Pontos-chave
Pergunta: Existe inconsistência nas informações sobre o status de cegamento entre publicações científicas e os registros de ensaios clínicos correspondentes?
Descobertas: Nesta revisão sistemática de 1.340 ensaios clínicos randomizados, 80,6% apresentaram inconsistências nas informações sobre cegamento entre a publicação e o registro do ensaio. Ensaios conduzidos em um único centro e estudos com foco em câncer apresentaram probabilidades significativamente maiores de relatar inconsistências.
Significado: Esses achados destacam a necessidade de maior consistência entre os protocolos registrados e os relatórios publicados, a fim de promover transparência e minimizar vieses potenciais em ensaios clínicos.
Resumo
Importância: O cegamento de indivíduos envolvidos em ensaios clínicos randomizados (ECRs) pode ser utilizado para proteger contra viés de desempenho e de aferição. No entanto, discrepâncias no relato das características metodológicas entre os protocolos registrados e as publicações subsequentes dos ensaios podem levar a inconsistências e, consequentemente, à reintrodução de vieses.
Objetivo: Investigar a inconsistência na informação sobre cegamento conforme relatado em registros de ensaios clínicos e publicações.

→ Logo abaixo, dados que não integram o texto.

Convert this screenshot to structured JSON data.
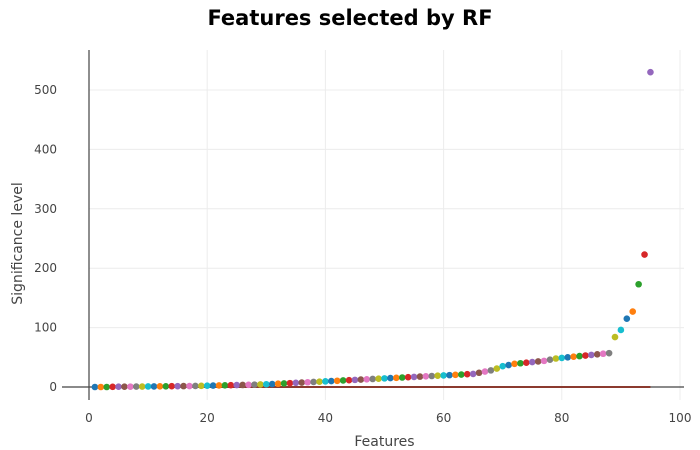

Fontes de dados: Foram criados um conjunto de dados exploratório e outro de validação. O conjunto exploratório foi composto por ECRs incluídos em revisões sistemáticas de eventos adversos do banco de dados SMART Safety, publicados entre 1º de janeiro de 2015 e 1º de janeiro de 2020. O conjunto de validação foi baseado em uma busca na PubMed por todos os ECRs registrados e publicados no mesmo período.
Seleção dos estudos: Foram incluídos no conjunto exploratório os ECRs que especificaram a segurança do medicamento como desfecho exclusivo e incluíram ao menos uma meta-análise pareada envolvendo cinco ou mais ECRs de intervenções em saúde. O conjunto de validação incluiu uma amostra aleatória de ECRs, sem restrição quanto ao desfecho.
Extração e síntese dos dados: As diretrizes PRISMA (Preferred Reporting Items for Systematic Reviews and Meta-Analyses) foram seguidas durante a extração dos dados. Os ECRs foram pareados com seus respectivos registros, e as informações sobre cegamento foram extraídas tanto da publicação do periódico quanto do registro do ensaio. A extração foi realizada por um autor e verificada por dois outros autores; eventuais discrepâncias foram resolvidas por consenso. A análise dos dados foi realizada entre julho de 2023 e janeiro de 2024.
Principais resultados e medidas: O desfecho primário foi a inconsistência nas informações sobre cegamento entre a publicação e o registro do ensaio. Fatores associados à inconsistência foram analisados por meio de regressão logística multivariada. Os resultados foram comparados com os do conjunto de validação.
Resultados: Um total de 1.340 ECRs foi incluído, com tamanho de amostra mediano (IQR) de 338 (152–772) participantes. Desses, 749 (55,90%) eram multirregionais, 1.220 (91,04%) multicêntricos e 835 (62,31%) haviam sido registrados prospectivamente. A condição mais frequentemente estudada foi o câncer, com 472 ensaios (35,22%). No conjunto exploratório, 1.080 ensaios (80,60%) apresentaram inconsistências na informação de cegamento entre a publicação e o registro do ensaio. Ensaios conduzidos em um único centro (OR: 2,84; IC 95%: 1,24–7,74; P = 0,02) e aqueles focados em câncer (OR: 3,26; IC 95%: 2,04–5,38; P < 0,001) apresentaram maiores chances de inconsistência. A análise dos 98 ECRs do conjunto de validação mostrou que 70 (71,43%) apresentaram inconsistências entre a publicação do ensaio e seus registros. A ocorrência de inconsistências foi significativamente maior no conjunto exploratório do que no conjunto de validação (P = 0,03).
Conclusões e relevância: Nesta revisão sistemática de ensaios clínicos randomizados, foram identificadas inconsistências relevantes nas informações sobre cegamento entre os registros dos ensaios e suas publicações. Esses achados reforçam a importância de manter a consistência entre os protocolos registrados e os relatórios publicados, a fim de garantir a transparência metodológica e minimizar vieses em pesquisas clínicas.